Ito et al.'s elegant investigation correlated in vitro and animal model data to show that the lytic properties of water translate into superiority over saline in improving the sequelae of colorectal cancer cell spillage at laparotomy. A highlight of this study is its use of magnetic resonance imaging to provide an objective and quantitative outcome measure (tumour volume in ‘water’ mice 316 ± 181 mm3 versus ‘saline’ mice 1477 ± 181 mm3, P < 0.05). The authors also reported significant differences in peritoneal tumour burden, comorbidities and mouse survival.
Kosuga et al.'s recent work stands alone in its focus on cytocidal effects of hypotonic shock in pleural rather than peritoneal lavage, albeit using oesophageal SCC cells. In the in vitro experiments, the authors employed video microscopy and flow cytometry to demonstrate morphological cell changes and loss of cell viability. However, the paper presents mainly graphical data, suffering from lack of clarity on actual values. Furthermore, while solutions of graded hypotonic osmolalities are used to assay cytocidal effects, isotonic fluid such as normal saline is not used as a control. Finally, the authors performed intra-operative pleural lavage on several oesophageal cancer patients, attempting to debunk the notion that its clinical utility may be undermined by contamination with intrapleural secretions and cells.
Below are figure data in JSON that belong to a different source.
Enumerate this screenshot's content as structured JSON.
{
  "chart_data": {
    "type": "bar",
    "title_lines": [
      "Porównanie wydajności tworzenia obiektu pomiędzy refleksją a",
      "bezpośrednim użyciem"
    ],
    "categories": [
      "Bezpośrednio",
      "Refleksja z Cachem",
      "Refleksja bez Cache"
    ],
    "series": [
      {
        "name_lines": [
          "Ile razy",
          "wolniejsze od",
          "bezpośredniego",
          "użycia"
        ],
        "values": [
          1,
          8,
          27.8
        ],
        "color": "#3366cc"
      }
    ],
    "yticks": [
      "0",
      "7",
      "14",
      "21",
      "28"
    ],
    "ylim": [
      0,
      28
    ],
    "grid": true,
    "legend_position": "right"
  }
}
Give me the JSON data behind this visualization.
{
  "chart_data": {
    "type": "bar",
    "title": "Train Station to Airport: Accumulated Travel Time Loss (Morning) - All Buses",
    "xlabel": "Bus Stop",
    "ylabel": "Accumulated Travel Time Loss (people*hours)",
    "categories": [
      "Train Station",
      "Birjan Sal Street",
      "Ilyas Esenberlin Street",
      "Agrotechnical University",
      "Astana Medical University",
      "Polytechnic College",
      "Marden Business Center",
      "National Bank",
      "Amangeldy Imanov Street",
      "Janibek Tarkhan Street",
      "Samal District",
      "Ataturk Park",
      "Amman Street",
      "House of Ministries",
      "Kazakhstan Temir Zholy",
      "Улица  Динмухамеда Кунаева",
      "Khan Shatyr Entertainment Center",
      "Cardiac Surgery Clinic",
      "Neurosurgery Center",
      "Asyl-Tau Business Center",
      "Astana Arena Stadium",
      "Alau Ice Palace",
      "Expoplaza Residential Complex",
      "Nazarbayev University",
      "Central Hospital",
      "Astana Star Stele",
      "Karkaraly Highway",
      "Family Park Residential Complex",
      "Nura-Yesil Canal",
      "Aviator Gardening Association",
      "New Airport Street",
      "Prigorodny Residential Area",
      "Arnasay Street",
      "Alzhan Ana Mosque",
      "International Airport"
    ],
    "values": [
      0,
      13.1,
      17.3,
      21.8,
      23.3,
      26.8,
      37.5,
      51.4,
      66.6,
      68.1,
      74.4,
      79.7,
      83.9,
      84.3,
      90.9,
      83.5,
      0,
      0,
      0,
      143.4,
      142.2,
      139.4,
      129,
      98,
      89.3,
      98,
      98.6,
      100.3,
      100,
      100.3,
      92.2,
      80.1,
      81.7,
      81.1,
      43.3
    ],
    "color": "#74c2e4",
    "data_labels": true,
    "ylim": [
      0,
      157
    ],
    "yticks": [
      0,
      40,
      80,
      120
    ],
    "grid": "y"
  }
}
They reported only a small increase in lavage fluid osmolarity of <10 mOsmol/kgH2O and then showed that cancer cell rupture alone can elevate osmolarity in vitro by 10 ± 6.5 mOsmol/kgH2O. They concluded that osmolarity of lavage fluid prior to washout has a more significant influence on cytocidal effects than that after washout.
CLINICAL BOTTOM LINE
Tumour cell ‘spillage’ after cancer resection is linked to worse prognosis, so washout to minimize contamination is an established technique. While mechanical effects of lavage are well-validated, differential cytocidal effects of water versus saline are not. Currently, no studies address this issue in the thoracic surgery setting. However, most papers use in vitro methods and animal models to produce data that can conceivably be extrapolated to the clinical question in hand. There are few studies, some with technical limitations. While two of the better-designed experiments suggest that water exerts a superior cytocidal effect on tumour cells, data from other studies are unimpressive, with two studies reporting that water washout controls tumour growth less effectively than saline. This, together with the complete paucity of clinical trials on the subject, leads us to conclude that water is unlikely to represent a superior irrigation fluid in lung cancer patients after lobectomy.
Conflict of interest: none declared.